Lei 10.406/2002 – Acesso em 02/03/2026
O Art. 1.262 do Código Civil de 2002 estabelece uma importante regra de remissão normativa, ao dispor que se aplicam à usucapião de coisas móveis as previsões contidas nos artigos 1.243 e 1.244 do mesmo diploma legal. Essa remissão é crucial para a compreensão do instituto da usucapião de bens móveis, que, embora possua requisitos específicos de posse e tempo (arts. 1.260 e 1.261 do CC), se beneficia da disciplina geral aplicável à usucapião de bens imóveis em aspectos complementares.

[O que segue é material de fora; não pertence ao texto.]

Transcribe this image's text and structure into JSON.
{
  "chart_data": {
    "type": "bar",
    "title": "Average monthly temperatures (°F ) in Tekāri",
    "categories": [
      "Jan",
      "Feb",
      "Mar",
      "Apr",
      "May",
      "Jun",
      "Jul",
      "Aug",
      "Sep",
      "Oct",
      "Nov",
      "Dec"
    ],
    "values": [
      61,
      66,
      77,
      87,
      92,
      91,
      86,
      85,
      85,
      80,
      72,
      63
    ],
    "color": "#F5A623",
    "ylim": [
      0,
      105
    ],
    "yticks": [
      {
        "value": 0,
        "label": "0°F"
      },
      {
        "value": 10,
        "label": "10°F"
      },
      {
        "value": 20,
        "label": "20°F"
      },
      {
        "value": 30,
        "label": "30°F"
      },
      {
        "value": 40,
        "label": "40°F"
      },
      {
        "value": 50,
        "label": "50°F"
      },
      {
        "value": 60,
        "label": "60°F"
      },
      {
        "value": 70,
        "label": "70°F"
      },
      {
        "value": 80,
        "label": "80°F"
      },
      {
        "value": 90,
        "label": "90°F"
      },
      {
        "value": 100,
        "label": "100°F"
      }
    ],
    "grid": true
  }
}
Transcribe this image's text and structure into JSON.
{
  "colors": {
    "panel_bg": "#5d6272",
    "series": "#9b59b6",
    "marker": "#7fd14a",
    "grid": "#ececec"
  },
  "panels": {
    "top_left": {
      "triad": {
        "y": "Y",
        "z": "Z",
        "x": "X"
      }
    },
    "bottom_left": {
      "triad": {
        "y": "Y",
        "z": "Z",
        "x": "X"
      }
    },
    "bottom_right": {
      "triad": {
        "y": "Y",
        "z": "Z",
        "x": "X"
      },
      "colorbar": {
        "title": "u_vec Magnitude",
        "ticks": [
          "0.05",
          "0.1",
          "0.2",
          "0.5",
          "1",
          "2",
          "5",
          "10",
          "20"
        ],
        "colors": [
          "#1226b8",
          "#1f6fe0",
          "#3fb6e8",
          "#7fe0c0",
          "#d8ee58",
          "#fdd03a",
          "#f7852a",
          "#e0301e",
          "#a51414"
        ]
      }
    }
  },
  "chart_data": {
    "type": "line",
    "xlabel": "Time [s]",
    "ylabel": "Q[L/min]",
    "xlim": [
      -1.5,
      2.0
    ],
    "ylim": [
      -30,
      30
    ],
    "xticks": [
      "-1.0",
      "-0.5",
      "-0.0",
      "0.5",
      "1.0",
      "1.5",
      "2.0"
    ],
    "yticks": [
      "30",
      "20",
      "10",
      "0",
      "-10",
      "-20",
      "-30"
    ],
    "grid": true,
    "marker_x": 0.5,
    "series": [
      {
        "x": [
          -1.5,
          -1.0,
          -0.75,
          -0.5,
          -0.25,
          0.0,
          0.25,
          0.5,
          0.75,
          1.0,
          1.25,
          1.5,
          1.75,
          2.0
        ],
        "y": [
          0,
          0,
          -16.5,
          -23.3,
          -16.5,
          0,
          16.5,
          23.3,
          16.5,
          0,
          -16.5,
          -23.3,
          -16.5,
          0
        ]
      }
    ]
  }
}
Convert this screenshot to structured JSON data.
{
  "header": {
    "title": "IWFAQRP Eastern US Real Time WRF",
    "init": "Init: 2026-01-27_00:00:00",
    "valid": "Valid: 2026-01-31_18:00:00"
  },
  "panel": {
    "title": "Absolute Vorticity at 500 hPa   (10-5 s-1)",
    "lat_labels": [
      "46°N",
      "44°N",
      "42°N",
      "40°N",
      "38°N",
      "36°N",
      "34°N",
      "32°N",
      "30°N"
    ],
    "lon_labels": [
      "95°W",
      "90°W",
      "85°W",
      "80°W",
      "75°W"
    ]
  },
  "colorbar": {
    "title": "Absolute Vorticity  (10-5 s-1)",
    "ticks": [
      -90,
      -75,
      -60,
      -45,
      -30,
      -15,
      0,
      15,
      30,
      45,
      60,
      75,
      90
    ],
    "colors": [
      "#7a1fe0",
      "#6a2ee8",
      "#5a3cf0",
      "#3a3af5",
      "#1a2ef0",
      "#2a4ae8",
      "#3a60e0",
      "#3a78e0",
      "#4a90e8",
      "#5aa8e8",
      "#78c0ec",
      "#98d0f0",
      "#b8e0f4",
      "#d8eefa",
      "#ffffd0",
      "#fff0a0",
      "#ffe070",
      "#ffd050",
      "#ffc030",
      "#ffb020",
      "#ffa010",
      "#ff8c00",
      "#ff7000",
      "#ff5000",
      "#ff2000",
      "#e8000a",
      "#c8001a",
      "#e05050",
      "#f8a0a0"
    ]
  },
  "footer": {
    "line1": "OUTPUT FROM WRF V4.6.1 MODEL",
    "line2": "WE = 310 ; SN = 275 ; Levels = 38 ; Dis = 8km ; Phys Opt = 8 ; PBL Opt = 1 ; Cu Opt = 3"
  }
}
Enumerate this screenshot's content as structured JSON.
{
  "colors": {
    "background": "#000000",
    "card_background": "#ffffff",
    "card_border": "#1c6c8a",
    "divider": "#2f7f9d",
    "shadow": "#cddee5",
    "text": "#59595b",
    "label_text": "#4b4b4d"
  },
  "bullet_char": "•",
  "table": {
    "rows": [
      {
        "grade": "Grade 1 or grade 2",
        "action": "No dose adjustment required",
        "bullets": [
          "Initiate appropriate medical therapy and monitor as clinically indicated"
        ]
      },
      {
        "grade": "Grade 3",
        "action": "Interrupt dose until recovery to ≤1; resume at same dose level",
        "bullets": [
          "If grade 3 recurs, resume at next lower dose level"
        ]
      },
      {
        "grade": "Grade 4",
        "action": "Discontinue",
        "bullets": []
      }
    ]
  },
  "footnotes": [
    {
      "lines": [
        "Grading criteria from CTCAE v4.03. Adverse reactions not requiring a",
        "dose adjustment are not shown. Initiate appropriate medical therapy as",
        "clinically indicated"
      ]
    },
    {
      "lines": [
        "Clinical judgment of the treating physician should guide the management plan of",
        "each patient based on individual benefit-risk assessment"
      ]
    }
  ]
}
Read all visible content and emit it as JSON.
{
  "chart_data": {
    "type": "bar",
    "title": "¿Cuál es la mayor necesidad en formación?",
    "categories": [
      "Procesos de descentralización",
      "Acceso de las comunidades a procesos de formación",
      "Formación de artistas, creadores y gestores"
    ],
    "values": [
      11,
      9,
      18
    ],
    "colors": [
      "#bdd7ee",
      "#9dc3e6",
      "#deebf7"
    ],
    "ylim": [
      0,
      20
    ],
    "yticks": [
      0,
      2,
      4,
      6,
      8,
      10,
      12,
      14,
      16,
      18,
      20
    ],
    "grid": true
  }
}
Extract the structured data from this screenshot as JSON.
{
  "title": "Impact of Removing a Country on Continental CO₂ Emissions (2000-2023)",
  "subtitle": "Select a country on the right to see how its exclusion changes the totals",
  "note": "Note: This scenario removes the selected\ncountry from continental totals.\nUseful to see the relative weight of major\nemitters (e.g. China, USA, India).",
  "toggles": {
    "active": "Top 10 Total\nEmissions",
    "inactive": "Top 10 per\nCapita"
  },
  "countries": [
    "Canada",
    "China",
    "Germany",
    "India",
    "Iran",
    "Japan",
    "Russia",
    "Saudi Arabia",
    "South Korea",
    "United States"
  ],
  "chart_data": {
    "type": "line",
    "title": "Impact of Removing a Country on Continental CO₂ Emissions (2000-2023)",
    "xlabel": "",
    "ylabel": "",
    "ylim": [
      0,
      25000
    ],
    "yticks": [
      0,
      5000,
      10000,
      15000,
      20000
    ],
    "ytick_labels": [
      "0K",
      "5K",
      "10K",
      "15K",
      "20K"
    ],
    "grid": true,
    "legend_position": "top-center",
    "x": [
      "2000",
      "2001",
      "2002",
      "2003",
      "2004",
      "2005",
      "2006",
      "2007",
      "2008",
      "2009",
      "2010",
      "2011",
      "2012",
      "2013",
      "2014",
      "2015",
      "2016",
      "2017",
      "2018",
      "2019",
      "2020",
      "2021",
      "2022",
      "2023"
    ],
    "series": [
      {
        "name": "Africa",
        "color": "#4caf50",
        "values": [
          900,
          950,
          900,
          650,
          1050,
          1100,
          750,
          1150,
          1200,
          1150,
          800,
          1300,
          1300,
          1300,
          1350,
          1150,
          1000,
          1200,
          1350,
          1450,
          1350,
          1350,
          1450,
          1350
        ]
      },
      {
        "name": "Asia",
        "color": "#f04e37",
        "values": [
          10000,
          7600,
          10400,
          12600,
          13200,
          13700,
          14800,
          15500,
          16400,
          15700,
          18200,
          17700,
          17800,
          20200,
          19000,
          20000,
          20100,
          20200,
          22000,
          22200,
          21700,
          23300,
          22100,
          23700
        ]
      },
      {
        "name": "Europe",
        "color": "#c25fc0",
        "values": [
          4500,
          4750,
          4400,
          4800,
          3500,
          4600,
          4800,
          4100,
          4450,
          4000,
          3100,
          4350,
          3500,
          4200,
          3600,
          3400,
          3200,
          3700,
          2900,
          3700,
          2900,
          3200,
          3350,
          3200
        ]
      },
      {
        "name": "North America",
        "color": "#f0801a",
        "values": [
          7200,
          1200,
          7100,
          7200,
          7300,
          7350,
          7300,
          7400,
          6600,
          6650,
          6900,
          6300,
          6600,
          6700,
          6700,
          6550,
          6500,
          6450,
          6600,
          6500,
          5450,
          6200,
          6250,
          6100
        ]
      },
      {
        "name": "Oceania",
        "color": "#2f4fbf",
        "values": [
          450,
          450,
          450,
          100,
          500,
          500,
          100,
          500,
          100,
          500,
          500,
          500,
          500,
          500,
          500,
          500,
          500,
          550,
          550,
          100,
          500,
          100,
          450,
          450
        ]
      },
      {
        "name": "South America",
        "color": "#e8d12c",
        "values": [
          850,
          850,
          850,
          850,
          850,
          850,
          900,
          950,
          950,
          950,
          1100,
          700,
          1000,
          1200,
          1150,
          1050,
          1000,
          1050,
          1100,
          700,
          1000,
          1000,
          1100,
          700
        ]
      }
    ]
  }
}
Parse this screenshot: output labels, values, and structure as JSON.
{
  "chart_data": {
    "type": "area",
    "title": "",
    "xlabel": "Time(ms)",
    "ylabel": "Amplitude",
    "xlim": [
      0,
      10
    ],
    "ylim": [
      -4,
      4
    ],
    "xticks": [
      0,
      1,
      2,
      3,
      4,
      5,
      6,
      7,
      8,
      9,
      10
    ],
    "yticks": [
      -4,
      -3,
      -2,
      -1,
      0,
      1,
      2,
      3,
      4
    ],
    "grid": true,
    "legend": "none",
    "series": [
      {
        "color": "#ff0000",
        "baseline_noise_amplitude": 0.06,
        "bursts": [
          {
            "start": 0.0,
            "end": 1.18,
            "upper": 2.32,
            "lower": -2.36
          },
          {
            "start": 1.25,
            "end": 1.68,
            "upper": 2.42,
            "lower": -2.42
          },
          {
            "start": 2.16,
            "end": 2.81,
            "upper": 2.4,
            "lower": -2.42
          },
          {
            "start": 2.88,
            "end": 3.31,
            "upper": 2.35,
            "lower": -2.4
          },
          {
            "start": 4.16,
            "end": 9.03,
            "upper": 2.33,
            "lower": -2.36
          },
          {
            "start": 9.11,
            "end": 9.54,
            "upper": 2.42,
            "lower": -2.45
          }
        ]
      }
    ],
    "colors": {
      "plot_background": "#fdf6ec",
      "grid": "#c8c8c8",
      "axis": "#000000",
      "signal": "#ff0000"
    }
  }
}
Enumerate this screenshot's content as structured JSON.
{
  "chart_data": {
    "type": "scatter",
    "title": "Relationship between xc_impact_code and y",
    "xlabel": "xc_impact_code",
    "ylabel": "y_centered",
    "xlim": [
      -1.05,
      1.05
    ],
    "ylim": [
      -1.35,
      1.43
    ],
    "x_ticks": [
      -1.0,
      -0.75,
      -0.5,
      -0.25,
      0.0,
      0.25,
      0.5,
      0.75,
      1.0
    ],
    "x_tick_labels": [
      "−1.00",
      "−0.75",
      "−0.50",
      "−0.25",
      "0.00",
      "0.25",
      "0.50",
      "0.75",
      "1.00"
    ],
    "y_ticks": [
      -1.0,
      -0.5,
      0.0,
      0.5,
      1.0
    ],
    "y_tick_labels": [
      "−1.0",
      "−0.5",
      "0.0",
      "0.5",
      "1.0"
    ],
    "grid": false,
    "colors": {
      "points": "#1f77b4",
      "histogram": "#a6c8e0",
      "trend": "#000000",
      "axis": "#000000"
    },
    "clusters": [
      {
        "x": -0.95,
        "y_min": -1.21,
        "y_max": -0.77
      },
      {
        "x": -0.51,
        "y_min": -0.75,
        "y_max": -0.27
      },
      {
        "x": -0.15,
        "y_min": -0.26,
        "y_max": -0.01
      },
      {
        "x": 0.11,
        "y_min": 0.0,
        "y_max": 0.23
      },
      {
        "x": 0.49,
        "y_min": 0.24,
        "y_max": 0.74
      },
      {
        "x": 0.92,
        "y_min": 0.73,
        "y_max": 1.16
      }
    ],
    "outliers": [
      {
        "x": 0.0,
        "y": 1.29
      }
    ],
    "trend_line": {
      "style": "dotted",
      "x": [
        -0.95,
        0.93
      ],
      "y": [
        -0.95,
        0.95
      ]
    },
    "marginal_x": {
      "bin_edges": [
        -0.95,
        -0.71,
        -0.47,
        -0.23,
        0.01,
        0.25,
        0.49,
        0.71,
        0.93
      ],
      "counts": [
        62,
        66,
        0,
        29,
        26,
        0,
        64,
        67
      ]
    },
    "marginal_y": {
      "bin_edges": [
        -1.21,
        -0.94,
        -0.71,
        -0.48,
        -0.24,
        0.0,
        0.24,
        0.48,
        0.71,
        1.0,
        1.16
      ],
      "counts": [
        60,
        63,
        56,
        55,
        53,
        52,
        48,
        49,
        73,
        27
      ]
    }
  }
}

A aplicação dos artigos 1.243 e 1.244 ao regime da usucapião de bens móveis significa que a posse pode ser acrescida (accessio possessionis e successio possessionis) e que as causas que obstam, suspendem ou interrompem a prescrição também se aplicam à usucapião. O art. 1.243 permite que o possuidor some à sua posse a dos seus antecessores, contanto que todas sejam contínuas e pacíficas, e, nos casos de usucapião ordinária, com justo título e boa-fé. Já o art. 1.244, por sua vez, remete às causas impeditivas, suspensivas e interruptivas da prescrição, previstas nos artigos 197 a 204 do Código Civil, garantindo a uniformidade na contagem dos prazos prescricionais e aquisitivos.
Na prática advocatícia, a correta interpretação e aplicação desses dispositivos são fundamentais para a defesa dos interesses de clientes tanto na aquisição quanto na contestação da usucapião de bens móveis. A análise da cadeia possessória e a verificação de eventuais causas de interrupção ou suspensão do prazo são elementos-chave na elaboração de teses jurídicas. Conforme análises realizadas pelo sistema de inteligência artificial jurídica Redizz, que mapeia a legislação brasileira, a interconexão entre os institutos da posse, prescrição e usucapião é um ponto de constante debate doutrinário e jurisprudencial, especialmente quanto à prova da boa-fé e do justo título na usucapião ordinária de bens móveis.
A jurisprudência tem consolidado o entendimento de que a remissão não é meramente formal, mas substancial, incorporando ao regime da usucapião de bens móveis os princípios que regem a aquisição originária da propriedade. As discussões se aprofundam na natureza da posse para fins de usucapião, exigindo-se a posse ad usucapionem, ou seja, aquela exercida com ânimo de dono (animus domini), de forma mansa, pacífica e ininterrupta, sem oposição do proprietário. A complexidade reside na prova desses requisitos, que muitas vezes dependem de elementos fáticos e testemunhais robustos.